An dem Besuch nahmen unter anderen Israels Staatspräsident Schimon Peres und weitere Minister des Landes teil. Der Vorsitzende der Gedenkstätte, Rabbi Meir Lau, übergebe Benedikt XVI. als Geschenk die Kopie eines Bildes des jüdischen Malers Felix Nussbaum, der im Konzentrationslager Auschwitz von den Nazis ermordet wurde. Zuvor werde das Kirchenoberhaupt die Holocaust-Überlebenden Ed Mosberg, Israela Hargil, Avraham Ashkenazi, Gita Kalderon, Dan Landsberg und Ruth Bondy sowie Ivan Vranetic treffen, der als "Gerechter unter den Völkern" ausgezeichnet wurde.

Die heute in Tel Aviv lebende und 1923 in Prag geborene Bondy sagte am Freitag der KNA, es sei für sie keine einfache Entscheidung gewesen, der Einladung zu folgen und dem Papst "an der Stelle von sechs Millionen Toten" die Hand zu schütteln. Da das Ereignis "für den Staat Israel und für die Gedenkstätte Jad Vaschem sehr wichtig" sei, habe sie zugestimmt. Sie wisse noch nicht, ob sie dem Papst etwas sagen werde: "Ich will erst einmal hören, was er während der Zeremonie sagt."

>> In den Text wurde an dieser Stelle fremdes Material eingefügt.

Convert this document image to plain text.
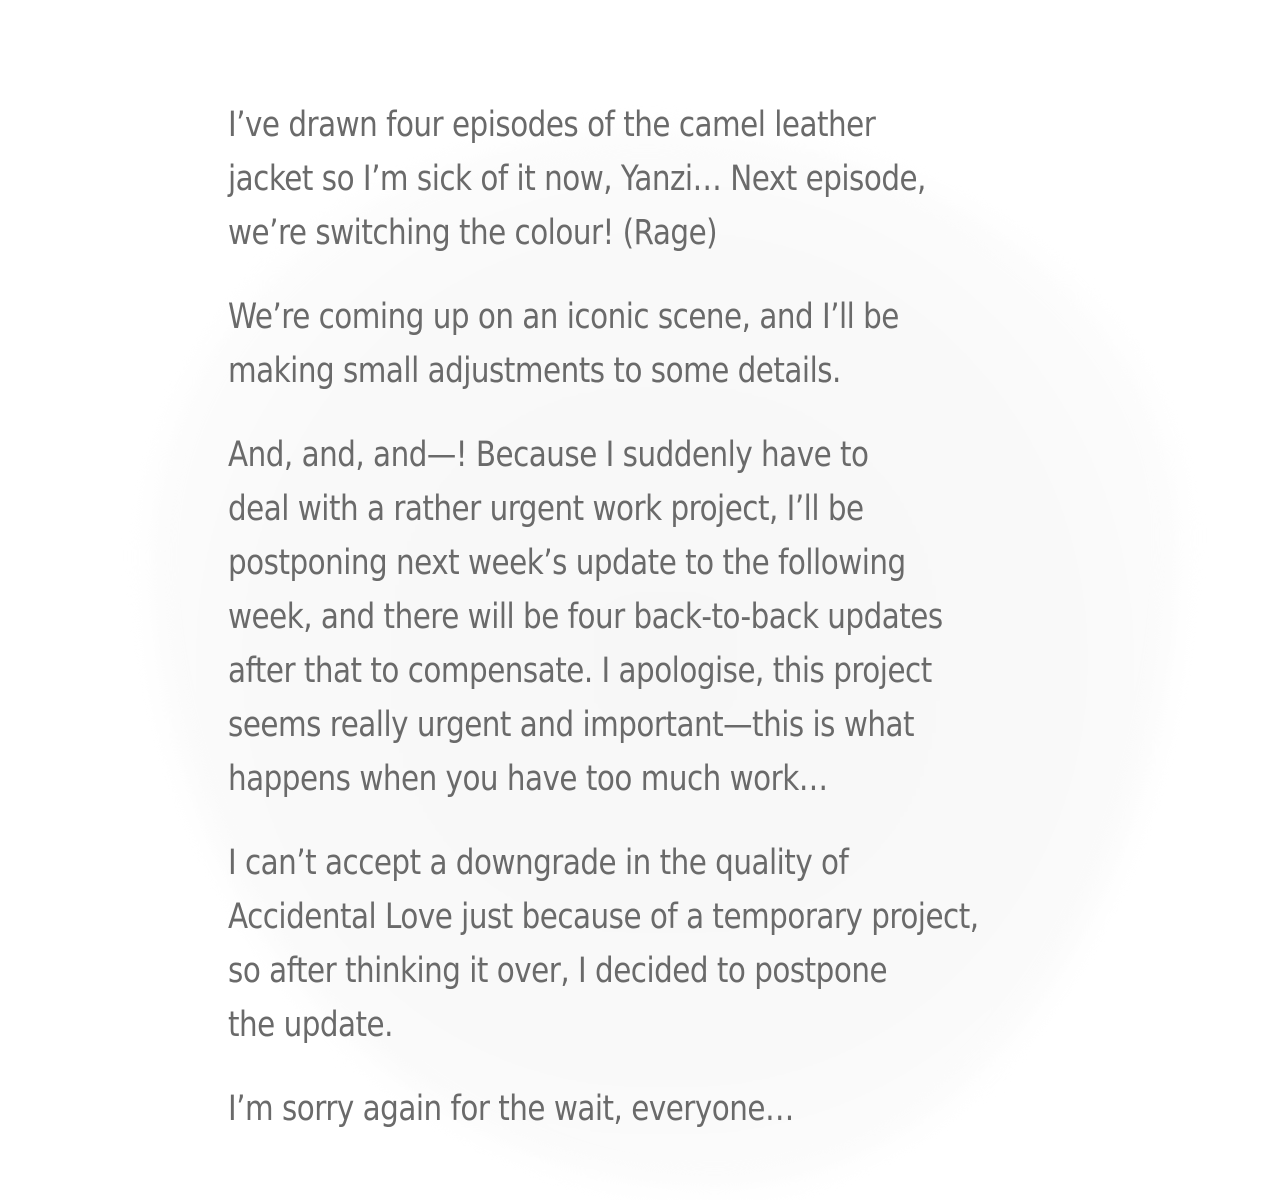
I’ve drawn four episodes of the camel leather
jacket so I’m sick of it now, Yanzi… Next episode,
we’re switching the colour! (Rage)

We’re coming up on an iconic scene, and I’ll be
making small adjustments to some details.

And, and, and—! Because I suddenly have to
deal with a rather urgent work project, I’ll be
postponing next week’s update to the following
week, and there will be four back-to-back updates
after that to compensate. I apologise, this project
seems really urgent and important—this is what
happens when you have too much work…

I can’t accept a downgrade in the quality of
Accidental Love just because of a temporary project,
so after thinking it over, I decided to postpone
the update.

I’m sorry again for the wait, everyone…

Bondy war während der NS-Zeit in Theresienstadt, Auschwitz und in Lagern bei Hamburg interniert. Bei ihrer Befreiung in Bergen-Belsen 1945 wog sie nur noch 39 Kilo und litt an Typhus. Die Autorin verschiedener Bücher veröffentlichte 1997 eine Autobiografie, die auf Deutsch unter dem Titel "Mehr Glück als Verstand" erschien.

Der 1939 in Warschau geborene und heute in Haifa lebende Dan Landsberg sagte der KNA: "Ich habe viele Schicksalsschläge hinter mir, und so wollte es das Schicksal, dass ich ausgewählt wurde, den Papst zu treffen." Benedikt XVI. sei keine "normale Person, sondern steht an der Spitze einer ganzen Kirche". Er werde schauen, so Landsberg, ob er "etwas sagen werde".

Am Abend: Interreligiöser Dialog
Vor dem Besuch in Jad Vaschem absolvierte der Papst eine Höflichkeitsvisite im Präsidentenpalais. Abends ist eine Begegnung mit Organisationen für den interreligiösen Dialog geplant. Mit den Exponenten der islamischen und jüdischen Gemeinschaft - dem Großmufti von Jerusalem und den beiden Oberrabbinern - will Benedikt XVI. bei eigenen Terminen am Dienstag zusammenkommen. Den Papst und die Bewohner der Jerusalemer Altstadt erwarten in den kommenden Tagen strenge Sicherheitsvorkehrungen.